Le nécessaire, le nuisible et les prix

Quand un bien est absolument nécessaire et qu’il devient très difficile à certains de se le procurer, la mission de l’État, des pouvoirs publics, est, dans la mesure de leurs moyens, de le rendre disponible et accessible en quantité suffisante. Pas forcément gratuit car la gratuité peut inciter au gaspillage  mais accessible à tous. Et s’il le faut, d’en réglementer la distribution pour interdire la spéculation.

Quand un bien ou un agissement est néfaste à la collectivité, la mission de l’État et des pouvoirs publics est de rendre impossible sa diffusion, son utilisation, au moyen notamment de la loi, de la norme, de l’interdiction, de la pénalisation, de la mise en accusation et de la condamnation de ceux qui le diffusent ou le mettent en oeuvre.

Dans le large entre-deux, qui concerne ce qui n’est ni absolument nécessaire à chacun, ni absolument néfaste à la collectivité, il n’est pas forcément besoin d’intervenir de façon forte par la réquisition ou l’interdiction mais l’État et les pouvoirs publics peuvent laisser faire le marché ou inciter, l’incitation par les prix étant relativement simple et efficace. Ainsi le tabac, qui nuit notamment à qui en fait usage, est fortement taxé, ce qui incite les utilisateurs à s’en dispenser tout en finançant la Sécurité sociale.
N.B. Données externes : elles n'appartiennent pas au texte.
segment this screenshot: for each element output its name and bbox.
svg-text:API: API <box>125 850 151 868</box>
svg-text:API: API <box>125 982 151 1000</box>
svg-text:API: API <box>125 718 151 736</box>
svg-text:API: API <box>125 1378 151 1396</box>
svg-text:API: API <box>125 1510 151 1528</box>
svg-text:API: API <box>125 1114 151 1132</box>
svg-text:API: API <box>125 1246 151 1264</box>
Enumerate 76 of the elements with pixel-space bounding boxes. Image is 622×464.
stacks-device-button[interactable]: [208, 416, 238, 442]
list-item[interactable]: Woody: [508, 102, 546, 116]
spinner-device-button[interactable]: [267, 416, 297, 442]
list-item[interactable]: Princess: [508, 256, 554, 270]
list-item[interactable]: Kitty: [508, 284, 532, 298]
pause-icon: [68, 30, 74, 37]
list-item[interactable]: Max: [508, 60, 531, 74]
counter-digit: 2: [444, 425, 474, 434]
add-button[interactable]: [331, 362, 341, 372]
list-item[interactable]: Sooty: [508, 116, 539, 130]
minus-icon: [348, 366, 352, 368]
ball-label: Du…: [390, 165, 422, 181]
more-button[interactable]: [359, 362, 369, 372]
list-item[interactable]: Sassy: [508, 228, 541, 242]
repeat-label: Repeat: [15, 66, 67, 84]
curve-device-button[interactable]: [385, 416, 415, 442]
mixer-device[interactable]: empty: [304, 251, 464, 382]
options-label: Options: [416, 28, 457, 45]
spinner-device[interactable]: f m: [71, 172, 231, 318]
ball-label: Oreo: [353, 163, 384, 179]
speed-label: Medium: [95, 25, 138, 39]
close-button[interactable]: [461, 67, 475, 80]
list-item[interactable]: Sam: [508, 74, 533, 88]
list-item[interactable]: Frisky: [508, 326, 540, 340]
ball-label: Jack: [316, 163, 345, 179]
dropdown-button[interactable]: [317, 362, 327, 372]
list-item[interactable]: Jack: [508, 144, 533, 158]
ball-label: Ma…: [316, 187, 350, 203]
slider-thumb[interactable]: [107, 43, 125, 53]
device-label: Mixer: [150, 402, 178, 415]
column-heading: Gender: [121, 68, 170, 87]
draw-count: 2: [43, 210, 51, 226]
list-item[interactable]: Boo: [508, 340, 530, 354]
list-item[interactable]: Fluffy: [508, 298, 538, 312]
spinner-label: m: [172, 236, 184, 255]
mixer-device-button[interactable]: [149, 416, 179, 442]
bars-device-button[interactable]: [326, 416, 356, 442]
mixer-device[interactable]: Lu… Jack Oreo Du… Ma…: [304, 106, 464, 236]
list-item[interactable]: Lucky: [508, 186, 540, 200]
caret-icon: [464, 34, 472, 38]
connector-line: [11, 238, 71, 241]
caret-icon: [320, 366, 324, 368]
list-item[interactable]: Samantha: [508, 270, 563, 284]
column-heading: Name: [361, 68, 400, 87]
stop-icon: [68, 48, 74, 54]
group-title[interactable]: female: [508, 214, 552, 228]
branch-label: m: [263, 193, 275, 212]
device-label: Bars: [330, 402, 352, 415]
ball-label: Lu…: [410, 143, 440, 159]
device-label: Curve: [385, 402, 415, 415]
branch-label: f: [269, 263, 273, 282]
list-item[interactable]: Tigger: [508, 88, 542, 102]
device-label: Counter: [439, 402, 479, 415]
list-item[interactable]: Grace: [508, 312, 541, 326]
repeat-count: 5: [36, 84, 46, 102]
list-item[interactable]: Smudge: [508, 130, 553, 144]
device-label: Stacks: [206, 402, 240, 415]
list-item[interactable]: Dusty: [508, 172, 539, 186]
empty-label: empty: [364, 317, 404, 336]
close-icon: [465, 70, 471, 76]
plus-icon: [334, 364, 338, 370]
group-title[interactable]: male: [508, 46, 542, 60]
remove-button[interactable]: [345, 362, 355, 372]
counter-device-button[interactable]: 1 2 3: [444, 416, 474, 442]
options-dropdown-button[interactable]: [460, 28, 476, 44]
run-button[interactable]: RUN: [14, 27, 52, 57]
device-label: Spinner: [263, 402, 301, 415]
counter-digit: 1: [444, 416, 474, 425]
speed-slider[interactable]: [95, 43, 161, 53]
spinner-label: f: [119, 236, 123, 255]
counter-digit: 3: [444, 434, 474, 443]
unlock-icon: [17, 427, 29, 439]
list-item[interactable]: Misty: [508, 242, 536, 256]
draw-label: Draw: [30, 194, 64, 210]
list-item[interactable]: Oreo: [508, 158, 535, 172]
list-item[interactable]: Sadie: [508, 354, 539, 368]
On ne saurait, en revanche, utiliser l’incitation par les prix pour ce qui est nécessaire à chacun ou franchement néfaste à tous. L’État ne peut pas plus laisser dériver le prix de l’eau potable au point que certains n’aient plus les moyens d’étancher leur soif qu’il ne peut se contenter de mettre une taxe sur le droit de tuer ou de mettre à l’amende les meurtriers. Ce qui est individuellement nécessaire ou collectivement néfaste, ce qui est de l’ordre de l’absolu, ne peut être régi (au moins quand des tensions apparaissent, pas forcément tout le temps) que par la norme : contrôle des prix, réquisition, interdiction – même si ça n’est pas là le moyen le plus économiquement efficace d’allouer les moyens.

On ne peut pas reconnaître le caractère absolument indispensable d’un bien et accepter que son accès soit interdit aux pauvres ; pas plus qu’on ne peut désigner un comportement comme socialement néfaste et le laisser accessible aux riches. En conservant cette dissymétrie entre ce qui est dit ou pensé, d’un côté, et ce qui est fait, de l’autre, on crée une dissonance cognitive qui ruine l’édifice, un sentiment d’injustice qui sape tous les efforts demandés.

Ce phénomène devient plus insupportable encore quand (comme c’était déjà le cas avec la taxe carbone) le même bien est à la fois considéré comme indispensable à la vie quotidienne et collectivement néfaste sur long terme ; et qu’on envisage d’en réglementer l’accès pour ce qui est de sa dimension nécessaire sans toucher au droit des plus riches à en abuser pour leurs loisirs.

S’il est nécessaire de baisser nos émissions de carbone, il y a d’ores et déjà plein de bonnes raisons qui justifient qu’on instaure dans de nombreux cas des transitions, des exceptions, des modalités particulières ; mais la discrimination par les prix, qui conduit à ce que, toutes choses égales par ailleurs, les plus fortunés aient la possibilité de persévérer dans des comportements dénoncés comme nuisibles et interdits pour cette raison aux autres, ça ne peut pas marcher.